Thursday, January 22, 2015

Mum with 'insane' pumping skills breaks world record

She may have had a hard time breastfeeding her own four kids, but Amelia Boomker has helped feed thousands of other people’s babies.(canvas prints photo on canvas canvas prints online)

Between 2008 and 2013, the mum from Bolingbrook, Illinois, donated almost 483 litres of breast milk to the Indiana Mothers' Milk Bank in Indianapolis – enough for her to recently take out the Guinness World Record for breast milk donation.

Boomker said she’s proud she’s been able produce plenty of milk for both her own children and those of strangers.

“We joke that there was probably a wet nurse somewhere in the family tree,” the 36-year-old told TODAY.com.

The donated milk is pasteurised and then given to babies in hospitals in and around Illinois, with premature and ill infants in neonatal intensive care units getting priority treatment.

Boomker has donated enough milk to fill 4000 milk bottles - the equivalent of 241 2-litre bottles, or 2047 coffee cups - which have helped feed thousands of babies, said Carissa Hawkins, spokesperson for the Indiana Mothers' Milk Bank.

“It just so happens that Amelia … has some pumping skills,” Hawkins said. “It’s just insane.”

But all that milk doesn’t mean that breastfeeding was an easy act for Boomker and her four children, according to Today Moms.

Her eldest child, Danny, now 9, was born with a heart condition and had to be tube-fed.

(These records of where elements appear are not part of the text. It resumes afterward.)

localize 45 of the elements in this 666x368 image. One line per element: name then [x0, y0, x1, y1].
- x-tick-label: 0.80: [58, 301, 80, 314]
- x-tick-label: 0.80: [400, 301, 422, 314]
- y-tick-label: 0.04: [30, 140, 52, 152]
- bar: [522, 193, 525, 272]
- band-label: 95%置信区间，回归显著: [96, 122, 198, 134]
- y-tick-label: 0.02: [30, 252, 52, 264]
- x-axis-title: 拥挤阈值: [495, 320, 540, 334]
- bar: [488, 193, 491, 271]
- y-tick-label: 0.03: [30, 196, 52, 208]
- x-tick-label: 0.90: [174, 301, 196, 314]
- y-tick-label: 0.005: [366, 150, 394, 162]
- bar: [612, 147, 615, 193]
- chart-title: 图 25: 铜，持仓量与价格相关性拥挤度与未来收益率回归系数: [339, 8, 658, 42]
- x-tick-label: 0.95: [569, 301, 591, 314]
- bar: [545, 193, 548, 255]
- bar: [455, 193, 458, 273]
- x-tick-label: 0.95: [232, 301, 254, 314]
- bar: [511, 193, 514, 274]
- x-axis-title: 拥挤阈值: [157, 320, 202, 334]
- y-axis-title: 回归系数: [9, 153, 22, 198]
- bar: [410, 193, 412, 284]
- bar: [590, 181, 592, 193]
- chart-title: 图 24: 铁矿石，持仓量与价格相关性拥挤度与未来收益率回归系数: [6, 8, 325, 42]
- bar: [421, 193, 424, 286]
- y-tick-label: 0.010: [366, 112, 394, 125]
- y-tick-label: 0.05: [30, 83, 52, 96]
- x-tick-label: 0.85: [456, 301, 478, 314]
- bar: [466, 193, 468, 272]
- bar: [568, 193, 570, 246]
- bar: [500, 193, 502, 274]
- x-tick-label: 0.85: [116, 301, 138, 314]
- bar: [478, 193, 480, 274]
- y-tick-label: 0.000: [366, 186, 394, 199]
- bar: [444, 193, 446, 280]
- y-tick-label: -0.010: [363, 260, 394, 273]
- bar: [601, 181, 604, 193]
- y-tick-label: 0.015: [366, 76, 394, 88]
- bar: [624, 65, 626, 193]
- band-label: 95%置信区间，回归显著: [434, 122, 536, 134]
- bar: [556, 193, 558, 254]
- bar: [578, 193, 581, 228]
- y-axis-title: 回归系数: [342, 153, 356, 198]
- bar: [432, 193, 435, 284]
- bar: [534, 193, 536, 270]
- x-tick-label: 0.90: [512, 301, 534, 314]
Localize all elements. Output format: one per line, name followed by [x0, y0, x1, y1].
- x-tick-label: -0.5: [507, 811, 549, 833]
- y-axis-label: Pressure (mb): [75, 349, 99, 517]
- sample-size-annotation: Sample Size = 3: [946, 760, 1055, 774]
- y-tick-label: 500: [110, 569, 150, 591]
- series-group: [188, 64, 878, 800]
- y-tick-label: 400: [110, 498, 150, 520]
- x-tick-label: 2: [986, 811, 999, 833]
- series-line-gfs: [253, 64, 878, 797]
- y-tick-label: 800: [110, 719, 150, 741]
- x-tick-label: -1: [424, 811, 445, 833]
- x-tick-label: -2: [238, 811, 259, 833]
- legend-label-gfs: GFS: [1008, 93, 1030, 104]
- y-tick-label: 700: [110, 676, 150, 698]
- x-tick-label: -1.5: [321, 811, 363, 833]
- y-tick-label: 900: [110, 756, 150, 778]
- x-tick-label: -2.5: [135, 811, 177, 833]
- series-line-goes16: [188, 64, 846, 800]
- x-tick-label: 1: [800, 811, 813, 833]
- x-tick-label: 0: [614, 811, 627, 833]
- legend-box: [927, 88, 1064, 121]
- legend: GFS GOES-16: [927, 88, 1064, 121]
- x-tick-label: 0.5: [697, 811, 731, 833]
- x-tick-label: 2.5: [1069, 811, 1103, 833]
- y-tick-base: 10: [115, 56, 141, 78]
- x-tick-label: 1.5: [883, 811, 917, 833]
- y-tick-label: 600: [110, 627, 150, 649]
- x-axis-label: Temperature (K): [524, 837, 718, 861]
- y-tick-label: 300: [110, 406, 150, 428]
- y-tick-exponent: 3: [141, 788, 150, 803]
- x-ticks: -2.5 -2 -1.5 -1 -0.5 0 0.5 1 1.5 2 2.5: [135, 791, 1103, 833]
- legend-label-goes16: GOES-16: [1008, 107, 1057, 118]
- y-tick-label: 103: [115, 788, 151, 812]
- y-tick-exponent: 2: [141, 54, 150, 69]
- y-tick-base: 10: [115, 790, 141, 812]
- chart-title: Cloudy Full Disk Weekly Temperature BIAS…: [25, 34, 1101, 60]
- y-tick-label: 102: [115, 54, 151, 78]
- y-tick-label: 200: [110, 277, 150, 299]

It meant Boomker spent a lot of time in the hospital’s lactation room pumping milk for her sick son.

Next, her son Liam, 6, had a high palate and couldn’t latch, while Ryan, 4, never took to breastfeeding. Connor, 18 months old, was only able to do it for a few weeks, but she continues to express three times a day for him.

But Boomker persevered, continuing to pump and donating any excess milk to the local bank – in fact, before breaking the current record she had donated 207 litres to another milk bank.

The IT worker says that consistency is the key to successful pumping, and she’s grateful that her employer is understanding and flexible about her activities, as she pumps in a lactation room on site a few times a day.      

Boomker plans to continue donating, and hopes that other mums are encouraged by her story.

“I hope that the record continues to get beaten because frankly that means much more milk is getting donated,” she said.